Nonetheless, there has been a subtle shift in Waller’s recent comments. He indicated that following the October meeting (where he hopes for a rate cut), he will "watch how strong GDP data aligns with a weak labor market." He acknowledged that the inflation rate, excluding tariffs, hovers around 2.5%.
According to Bank of America, Waller's base case still envisions a 25 basis point cut in both of the upcoming meetings, with potential for additional cuts next year. However, his recognition of strong GDP suggests he may now be open to pausing rate cuts in response to evolving economic conditions, contrasting with his previous strong advocacy for reducing rates to a neutral 2%.
**Dovish Governors vs. Hawkish Regional Fed Presidents** The current FOMC landscape reveals distinct internal disagreements; under Powell's leadership, the board leans dovish, while the voting regional Fed presidents tend to adopt a more hawkish stance.
Internally, the dovish faction prevails, but there are notable dissenting views:
- Vice Chairman Jefferson: Slightly less dovish than Powell, he expresses concerns about persistent core services inflation. - Governor Barr: His stance reflects a "hawkish surprise," worrying that inflation may remain elevated for too long, indicating he may support only one rate cut this year. - Governor Bowman: Aligns closely with Waller, advocating two more 25 basis point cuts this year. - Governor Miran: A clear "super dove," suggesting a total cut of 150 basis points this year, marking the lowest point in the dot plot.
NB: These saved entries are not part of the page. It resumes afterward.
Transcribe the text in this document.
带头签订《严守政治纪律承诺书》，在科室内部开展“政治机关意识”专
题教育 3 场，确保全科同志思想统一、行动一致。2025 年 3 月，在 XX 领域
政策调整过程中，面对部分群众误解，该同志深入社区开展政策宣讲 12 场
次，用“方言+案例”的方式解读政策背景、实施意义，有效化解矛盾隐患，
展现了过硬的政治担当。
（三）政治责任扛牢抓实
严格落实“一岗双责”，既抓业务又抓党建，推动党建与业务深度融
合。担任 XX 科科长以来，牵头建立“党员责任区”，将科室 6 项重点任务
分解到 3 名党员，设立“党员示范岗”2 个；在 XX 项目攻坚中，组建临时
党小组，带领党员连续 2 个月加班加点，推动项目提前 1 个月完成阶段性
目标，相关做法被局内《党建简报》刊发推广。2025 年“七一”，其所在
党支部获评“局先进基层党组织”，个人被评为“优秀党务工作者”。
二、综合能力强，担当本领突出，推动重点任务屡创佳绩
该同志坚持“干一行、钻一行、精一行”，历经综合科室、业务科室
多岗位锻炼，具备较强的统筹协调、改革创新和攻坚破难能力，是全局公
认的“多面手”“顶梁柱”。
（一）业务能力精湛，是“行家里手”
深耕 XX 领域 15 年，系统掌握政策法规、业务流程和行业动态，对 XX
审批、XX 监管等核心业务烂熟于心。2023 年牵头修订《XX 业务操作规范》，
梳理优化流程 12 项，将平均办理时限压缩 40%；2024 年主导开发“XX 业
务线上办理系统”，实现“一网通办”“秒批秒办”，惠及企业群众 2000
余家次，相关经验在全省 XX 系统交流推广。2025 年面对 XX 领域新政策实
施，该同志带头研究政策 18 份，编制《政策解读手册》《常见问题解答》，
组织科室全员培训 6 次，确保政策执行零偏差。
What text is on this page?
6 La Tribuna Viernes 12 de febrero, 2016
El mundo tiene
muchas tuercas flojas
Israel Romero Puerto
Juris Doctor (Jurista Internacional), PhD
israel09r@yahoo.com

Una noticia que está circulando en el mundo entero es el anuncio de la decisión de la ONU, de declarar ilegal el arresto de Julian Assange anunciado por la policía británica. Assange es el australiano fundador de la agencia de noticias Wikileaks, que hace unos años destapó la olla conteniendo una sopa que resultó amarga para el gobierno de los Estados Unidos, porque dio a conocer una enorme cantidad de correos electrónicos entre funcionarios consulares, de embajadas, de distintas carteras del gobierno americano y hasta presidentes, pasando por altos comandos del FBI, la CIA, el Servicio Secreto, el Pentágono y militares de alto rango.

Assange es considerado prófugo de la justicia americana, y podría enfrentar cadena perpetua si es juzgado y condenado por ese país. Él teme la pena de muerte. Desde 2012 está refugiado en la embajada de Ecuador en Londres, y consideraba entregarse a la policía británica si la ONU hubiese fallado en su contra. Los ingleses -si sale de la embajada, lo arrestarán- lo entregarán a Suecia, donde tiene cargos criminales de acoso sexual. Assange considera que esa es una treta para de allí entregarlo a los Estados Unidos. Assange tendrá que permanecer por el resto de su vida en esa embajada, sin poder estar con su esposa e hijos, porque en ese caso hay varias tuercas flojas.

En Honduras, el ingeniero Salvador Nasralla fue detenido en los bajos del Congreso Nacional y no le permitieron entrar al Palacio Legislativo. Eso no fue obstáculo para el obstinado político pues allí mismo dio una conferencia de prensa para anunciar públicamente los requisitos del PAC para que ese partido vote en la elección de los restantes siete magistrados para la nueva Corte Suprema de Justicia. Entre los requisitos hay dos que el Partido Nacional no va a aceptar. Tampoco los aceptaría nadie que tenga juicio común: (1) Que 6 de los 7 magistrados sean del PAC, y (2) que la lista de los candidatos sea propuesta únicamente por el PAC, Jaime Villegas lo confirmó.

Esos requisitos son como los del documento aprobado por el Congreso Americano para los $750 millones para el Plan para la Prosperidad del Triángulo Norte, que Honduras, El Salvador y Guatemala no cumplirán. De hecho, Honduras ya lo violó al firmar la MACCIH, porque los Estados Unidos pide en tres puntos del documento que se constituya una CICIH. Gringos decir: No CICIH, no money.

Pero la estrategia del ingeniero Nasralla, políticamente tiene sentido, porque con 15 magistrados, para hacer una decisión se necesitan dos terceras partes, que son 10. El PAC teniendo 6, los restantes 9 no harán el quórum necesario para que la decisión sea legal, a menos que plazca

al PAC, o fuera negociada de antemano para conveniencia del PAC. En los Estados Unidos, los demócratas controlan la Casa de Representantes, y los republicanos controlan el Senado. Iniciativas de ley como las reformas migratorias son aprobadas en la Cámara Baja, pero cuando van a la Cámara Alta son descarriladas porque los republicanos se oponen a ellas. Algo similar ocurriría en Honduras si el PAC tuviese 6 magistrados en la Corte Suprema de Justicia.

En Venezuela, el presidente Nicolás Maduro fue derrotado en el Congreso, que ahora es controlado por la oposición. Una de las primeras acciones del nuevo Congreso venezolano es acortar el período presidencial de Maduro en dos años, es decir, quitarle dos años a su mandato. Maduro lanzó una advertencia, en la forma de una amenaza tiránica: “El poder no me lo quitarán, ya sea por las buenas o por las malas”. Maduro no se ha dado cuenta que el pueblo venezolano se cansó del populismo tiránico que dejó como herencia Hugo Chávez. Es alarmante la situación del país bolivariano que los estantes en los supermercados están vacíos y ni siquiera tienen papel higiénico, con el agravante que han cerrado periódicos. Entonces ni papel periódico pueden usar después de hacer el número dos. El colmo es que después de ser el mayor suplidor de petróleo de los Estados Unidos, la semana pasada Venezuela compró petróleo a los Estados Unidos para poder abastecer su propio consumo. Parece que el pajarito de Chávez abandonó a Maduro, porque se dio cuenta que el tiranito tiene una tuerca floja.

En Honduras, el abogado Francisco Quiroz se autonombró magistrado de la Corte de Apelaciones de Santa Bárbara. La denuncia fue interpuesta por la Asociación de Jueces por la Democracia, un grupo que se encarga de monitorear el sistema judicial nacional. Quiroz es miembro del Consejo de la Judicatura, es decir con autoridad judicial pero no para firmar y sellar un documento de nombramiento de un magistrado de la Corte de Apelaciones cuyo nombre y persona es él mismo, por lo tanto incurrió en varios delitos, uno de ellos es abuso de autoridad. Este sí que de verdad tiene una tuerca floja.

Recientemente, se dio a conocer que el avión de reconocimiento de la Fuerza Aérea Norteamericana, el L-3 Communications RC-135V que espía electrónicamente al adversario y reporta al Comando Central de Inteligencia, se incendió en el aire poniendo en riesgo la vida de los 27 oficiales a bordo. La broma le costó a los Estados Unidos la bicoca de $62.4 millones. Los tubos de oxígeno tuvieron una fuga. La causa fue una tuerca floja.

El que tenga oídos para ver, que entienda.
Conversely, the voting regional Fed presidents show a clearer hawkish tendency:
- Williams (New York Fed): More dovish than expected, supports further rate cuts this year. - Goolsbee (Chicago Fed): Recently adopted a hawkish stance, concerned about potential inflation. - Schmid (Kansas City Fed): Clearly states that no further cuts may be necessary in 2025. - Musalem (St. Louis Fed): Warns against excessive easing and believes only one rate cut may be warranted this year.
This divergence between the dovish board and the hawkish regional Fed presidents raises the likelihood of dissenting votes during any rate cuts in October and December.
**Bank of America's Rate Predictions** Despite varied remarks from Fed officials, the ultimate decision-making power lies with the economic data.
Bank of America anticipates a 25 basis point cut in October, while expecting to pause further reductions in December, contingent on stable employment data and persistent inflation.
A significant delay in data release due to the government shutdown or a sharp rise in unemployment could trigger another rate cut in December.
Bank of America's forecast includes a 0.3% month-on-month increase in September's core CPI with a year-on-year rise of 3.1%, figures likely insufficient to alter the Fed's course. Additionally, they expect the October S&P Global US Manufacturing PMI to decline from 52.0 to 51.0 due to escalating trade tensions.
In conclusion, investors should not assume two rate cuts before year-end are a certainty. Powell's data reliance and Waller's nuanced shift offer variability for the December policy path. Upcoming inflation and employment reports will be crucial in determining whether the Fed remains steadfast or adopts a more cautious stance.